Creative writing MFA program inspires, prepares students
In an era where the arts are often overlooked, a gem is tucked away in the heart of the English department at Fresno State.
A graduate degree in creative writing has been a staple on campus for over 30 years, but it wasn’t until 1996 it was transitioned from a Master of Art (M.A.) degree to a Masters of Fine Arts (MFA) degree.
There are currently around 50 to 60 students enrolled in the MFA program’s poetry, fiction and creative nonfiction sections, said Corrinne Clegg Hales, the James and Coke Hallowell Professor of creative writing.
Students working toward their degree in creative writing have the chance to not only build on the foundation of their education, but grow as writers in an atmosphere where they are can be mentored by several faculty members.

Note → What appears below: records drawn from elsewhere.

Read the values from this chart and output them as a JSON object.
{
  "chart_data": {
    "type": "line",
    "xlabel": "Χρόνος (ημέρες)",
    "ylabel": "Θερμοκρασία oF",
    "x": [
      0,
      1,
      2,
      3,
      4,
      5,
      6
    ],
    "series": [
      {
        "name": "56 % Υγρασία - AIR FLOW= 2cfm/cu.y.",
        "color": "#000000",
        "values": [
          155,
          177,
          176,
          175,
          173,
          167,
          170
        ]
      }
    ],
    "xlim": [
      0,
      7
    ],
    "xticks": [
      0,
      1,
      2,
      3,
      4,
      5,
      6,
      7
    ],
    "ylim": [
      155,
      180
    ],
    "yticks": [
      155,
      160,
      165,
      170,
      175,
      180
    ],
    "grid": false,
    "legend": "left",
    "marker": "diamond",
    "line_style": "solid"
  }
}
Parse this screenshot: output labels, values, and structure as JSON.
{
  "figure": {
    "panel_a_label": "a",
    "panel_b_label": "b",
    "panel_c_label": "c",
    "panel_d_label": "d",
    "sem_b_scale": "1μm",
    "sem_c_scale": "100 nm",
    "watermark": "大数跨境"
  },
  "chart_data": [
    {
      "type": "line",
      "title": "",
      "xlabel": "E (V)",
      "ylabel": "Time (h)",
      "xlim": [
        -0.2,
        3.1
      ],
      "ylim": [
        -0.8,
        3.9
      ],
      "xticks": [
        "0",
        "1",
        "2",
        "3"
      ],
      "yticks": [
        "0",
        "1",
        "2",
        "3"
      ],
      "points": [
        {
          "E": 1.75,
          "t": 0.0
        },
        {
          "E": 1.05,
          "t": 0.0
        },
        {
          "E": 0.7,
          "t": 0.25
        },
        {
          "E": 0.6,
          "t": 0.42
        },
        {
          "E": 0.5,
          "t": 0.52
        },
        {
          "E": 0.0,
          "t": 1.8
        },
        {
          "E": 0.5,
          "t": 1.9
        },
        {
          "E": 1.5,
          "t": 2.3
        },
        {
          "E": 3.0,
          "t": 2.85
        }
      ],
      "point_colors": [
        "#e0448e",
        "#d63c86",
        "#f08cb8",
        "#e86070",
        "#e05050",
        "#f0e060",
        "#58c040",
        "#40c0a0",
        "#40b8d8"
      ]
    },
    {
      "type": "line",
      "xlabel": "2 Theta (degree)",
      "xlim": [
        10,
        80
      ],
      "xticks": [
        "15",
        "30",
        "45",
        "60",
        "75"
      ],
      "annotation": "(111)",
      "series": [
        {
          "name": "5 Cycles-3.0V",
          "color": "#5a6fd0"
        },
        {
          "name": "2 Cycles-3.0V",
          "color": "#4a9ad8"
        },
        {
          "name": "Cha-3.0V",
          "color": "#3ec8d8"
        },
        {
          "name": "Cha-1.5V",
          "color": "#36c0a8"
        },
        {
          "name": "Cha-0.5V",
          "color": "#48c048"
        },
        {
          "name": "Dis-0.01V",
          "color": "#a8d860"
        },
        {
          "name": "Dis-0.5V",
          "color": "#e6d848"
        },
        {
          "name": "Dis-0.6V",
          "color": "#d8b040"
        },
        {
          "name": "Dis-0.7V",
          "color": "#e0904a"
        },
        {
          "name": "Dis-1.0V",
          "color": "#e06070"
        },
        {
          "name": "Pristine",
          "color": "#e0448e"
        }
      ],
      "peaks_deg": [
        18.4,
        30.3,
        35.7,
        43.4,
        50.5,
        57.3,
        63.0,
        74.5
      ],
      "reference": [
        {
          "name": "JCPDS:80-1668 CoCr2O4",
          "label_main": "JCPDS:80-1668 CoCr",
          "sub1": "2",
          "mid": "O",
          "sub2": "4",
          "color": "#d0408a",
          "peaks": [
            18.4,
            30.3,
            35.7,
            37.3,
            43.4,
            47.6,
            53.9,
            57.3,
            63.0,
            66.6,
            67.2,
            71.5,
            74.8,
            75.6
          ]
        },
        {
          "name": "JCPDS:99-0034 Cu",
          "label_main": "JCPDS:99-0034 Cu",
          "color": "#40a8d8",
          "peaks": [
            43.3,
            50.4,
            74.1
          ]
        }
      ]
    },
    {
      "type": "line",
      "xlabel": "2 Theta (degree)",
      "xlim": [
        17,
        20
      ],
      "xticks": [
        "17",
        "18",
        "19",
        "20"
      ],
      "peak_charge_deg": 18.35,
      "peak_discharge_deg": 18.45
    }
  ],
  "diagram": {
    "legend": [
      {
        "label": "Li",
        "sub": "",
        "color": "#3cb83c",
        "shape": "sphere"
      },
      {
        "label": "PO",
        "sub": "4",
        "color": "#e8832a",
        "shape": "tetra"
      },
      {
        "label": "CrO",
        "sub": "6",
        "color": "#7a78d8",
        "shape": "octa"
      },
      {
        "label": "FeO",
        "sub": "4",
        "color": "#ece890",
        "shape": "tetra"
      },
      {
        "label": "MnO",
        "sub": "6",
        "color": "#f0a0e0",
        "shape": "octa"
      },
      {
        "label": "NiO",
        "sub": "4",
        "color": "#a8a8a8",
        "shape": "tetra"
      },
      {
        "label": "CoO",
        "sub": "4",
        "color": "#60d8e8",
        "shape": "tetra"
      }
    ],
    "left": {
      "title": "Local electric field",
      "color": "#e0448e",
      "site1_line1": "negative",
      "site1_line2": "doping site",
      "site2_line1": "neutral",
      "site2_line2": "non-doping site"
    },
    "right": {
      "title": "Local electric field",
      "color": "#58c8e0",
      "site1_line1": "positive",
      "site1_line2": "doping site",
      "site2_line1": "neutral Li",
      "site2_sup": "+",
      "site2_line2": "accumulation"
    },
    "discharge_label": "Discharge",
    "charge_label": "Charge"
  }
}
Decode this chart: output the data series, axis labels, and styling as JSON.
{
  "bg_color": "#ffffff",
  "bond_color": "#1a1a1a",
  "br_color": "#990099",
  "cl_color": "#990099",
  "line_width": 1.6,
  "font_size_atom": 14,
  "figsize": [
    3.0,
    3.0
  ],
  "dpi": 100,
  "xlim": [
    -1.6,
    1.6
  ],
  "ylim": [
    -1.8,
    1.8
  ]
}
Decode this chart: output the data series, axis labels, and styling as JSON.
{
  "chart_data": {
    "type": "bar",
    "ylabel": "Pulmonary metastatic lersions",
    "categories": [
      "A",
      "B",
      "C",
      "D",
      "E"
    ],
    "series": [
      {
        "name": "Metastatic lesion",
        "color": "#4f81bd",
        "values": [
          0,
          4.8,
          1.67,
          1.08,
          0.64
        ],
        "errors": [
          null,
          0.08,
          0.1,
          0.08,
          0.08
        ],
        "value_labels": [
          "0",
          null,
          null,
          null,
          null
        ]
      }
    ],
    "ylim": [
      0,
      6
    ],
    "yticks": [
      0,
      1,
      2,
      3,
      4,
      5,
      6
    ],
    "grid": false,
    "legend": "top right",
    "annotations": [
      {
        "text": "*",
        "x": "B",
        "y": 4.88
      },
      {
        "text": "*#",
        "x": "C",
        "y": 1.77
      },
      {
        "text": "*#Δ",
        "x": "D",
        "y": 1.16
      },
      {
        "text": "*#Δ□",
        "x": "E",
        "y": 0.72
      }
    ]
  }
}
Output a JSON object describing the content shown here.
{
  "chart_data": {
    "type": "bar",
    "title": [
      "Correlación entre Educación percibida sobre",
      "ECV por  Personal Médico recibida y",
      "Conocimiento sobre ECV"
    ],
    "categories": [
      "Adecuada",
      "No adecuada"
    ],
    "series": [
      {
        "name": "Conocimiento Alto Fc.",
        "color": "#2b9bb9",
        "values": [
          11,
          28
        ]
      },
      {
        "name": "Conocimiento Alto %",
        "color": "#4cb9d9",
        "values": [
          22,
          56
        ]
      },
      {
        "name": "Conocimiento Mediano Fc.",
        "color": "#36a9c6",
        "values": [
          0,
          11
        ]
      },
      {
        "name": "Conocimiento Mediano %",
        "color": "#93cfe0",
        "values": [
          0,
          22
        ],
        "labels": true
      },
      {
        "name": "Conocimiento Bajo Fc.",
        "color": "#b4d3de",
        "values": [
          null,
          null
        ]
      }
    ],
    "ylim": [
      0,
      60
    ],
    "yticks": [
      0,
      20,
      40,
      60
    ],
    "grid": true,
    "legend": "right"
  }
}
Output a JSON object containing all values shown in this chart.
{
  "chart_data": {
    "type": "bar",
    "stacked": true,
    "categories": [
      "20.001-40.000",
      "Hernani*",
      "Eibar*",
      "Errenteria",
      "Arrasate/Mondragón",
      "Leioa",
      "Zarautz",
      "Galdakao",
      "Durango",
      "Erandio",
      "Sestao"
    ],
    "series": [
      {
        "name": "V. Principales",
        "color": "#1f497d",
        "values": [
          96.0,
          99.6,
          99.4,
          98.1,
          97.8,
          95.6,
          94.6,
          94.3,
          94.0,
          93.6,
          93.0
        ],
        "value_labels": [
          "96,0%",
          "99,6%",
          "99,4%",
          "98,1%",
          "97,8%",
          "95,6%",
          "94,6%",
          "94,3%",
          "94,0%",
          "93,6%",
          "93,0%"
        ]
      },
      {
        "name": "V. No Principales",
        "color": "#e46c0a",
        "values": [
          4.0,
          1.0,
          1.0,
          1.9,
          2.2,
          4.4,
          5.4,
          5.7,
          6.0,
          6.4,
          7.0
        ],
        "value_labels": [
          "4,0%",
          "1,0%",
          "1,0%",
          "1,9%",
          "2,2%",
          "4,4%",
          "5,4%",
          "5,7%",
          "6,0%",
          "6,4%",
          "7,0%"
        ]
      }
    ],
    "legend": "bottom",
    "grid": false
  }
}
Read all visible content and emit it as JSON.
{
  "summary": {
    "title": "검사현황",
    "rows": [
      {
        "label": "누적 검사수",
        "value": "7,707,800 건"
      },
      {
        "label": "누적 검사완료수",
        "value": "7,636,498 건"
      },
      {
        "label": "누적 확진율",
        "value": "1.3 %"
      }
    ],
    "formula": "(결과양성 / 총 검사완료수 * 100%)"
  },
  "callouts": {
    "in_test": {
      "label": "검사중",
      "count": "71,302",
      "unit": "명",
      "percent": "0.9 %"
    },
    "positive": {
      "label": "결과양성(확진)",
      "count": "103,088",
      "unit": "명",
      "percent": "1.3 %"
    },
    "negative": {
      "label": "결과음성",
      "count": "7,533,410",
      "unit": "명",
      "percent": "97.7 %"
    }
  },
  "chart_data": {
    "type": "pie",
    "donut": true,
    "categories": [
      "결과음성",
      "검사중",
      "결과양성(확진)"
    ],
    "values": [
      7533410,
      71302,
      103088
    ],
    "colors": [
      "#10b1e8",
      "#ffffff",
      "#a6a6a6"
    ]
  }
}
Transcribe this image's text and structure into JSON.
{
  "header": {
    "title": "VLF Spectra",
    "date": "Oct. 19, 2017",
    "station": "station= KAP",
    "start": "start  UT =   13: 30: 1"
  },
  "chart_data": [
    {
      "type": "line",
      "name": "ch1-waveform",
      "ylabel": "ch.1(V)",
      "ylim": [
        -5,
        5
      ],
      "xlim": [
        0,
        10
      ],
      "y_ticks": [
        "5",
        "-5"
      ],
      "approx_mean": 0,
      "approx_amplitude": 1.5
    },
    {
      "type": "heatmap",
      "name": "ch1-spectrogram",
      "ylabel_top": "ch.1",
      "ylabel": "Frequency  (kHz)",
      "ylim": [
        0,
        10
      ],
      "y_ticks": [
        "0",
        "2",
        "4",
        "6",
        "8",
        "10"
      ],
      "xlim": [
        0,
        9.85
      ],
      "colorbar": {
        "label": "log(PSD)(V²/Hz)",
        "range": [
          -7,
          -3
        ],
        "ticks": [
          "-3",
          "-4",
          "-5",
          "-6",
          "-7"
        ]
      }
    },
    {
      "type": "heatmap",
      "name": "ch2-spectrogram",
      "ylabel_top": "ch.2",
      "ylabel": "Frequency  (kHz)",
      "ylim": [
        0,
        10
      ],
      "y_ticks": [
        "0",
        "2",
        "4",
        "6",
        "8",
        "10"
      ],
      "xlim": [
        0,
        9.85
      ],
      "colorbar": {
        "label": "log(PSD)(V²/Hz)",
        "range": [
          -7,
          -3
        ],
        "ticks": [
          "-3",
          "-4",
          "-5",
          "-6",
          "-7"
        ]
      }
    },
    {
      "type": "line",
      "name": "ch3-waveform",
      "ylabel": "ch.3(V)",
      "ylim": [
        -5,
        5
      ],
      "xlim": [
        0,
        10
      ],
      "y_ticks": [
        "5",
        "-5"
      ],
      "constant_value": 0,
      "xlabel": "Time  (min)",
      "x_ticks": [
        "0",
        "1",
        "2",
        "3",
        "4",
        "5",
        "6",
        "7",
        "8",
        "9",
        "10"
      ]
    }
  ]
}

“Our student-writers are entering the professional writing world, so we encourage them to learn as much as they can about it, to work in publishing and editing to one degree or another, and to send their best work out to journals and magazines,” Hales said. “Our students have a terrific record of publication in some of the best magazines in the country.”
Opportunities in the department also provide creative outlets for students to gain experience such as writing and editing for The Normal School, a semiannual literary magazine published through the efforts of the creative writing program.
Alex Espinoza, a professor of English and creative writing, works constantly to emphasize the importance of publishing works, however he continues to focus on the bigger picture.
“I always tell my students to remember, first and foremost, that their aim should be to produce art, and producing good art takes time, energy, and intelligence,” Espinoza said.
Espinoza is no stranger to published works. His first novel, “Still Water Saints,” was released in 2007 in both English and Spanish and was recognized by Barnes & Noble Discover Great New Writers. The team of six in the program have published more than 20 books to date.
The program’s positive reputation has grown over the years and the university has recognized the importance and relevance of this artistic program. In turn, Fresno State has pledged significant support which allows the program to recruit top students from across the nation, said Steven Church, an associate professor of English.
“I worry a lot when I hear the rhetoric, ‘Who needs writing and art and music?’” Espinoza said. “Art took me— a poor kid born in a slum in Tijuana, the youngest of eleven— and turned him into a writer and teacher. Art took me— growing up in a rough neighborhood in Los Angeles, where drugs and crime and poverty were the norm— and reshaped me into a novelist.”
Not everyone who earns their MFA or takes classes in creative writing will go on to become a literary writer. Often times, students are led into careers in law, business, education, politics and journalism, Hales said.
“The arts will help a person do better in whatever field they choose,” Hales said. “I’m certain of that.”
The faculty’s passion for students and cultivating diversity in writing has become a driving force for this program.
“Other MFA programs work very hard to homogenize the voices of the students in their program, we honor difference,” Espinoza said.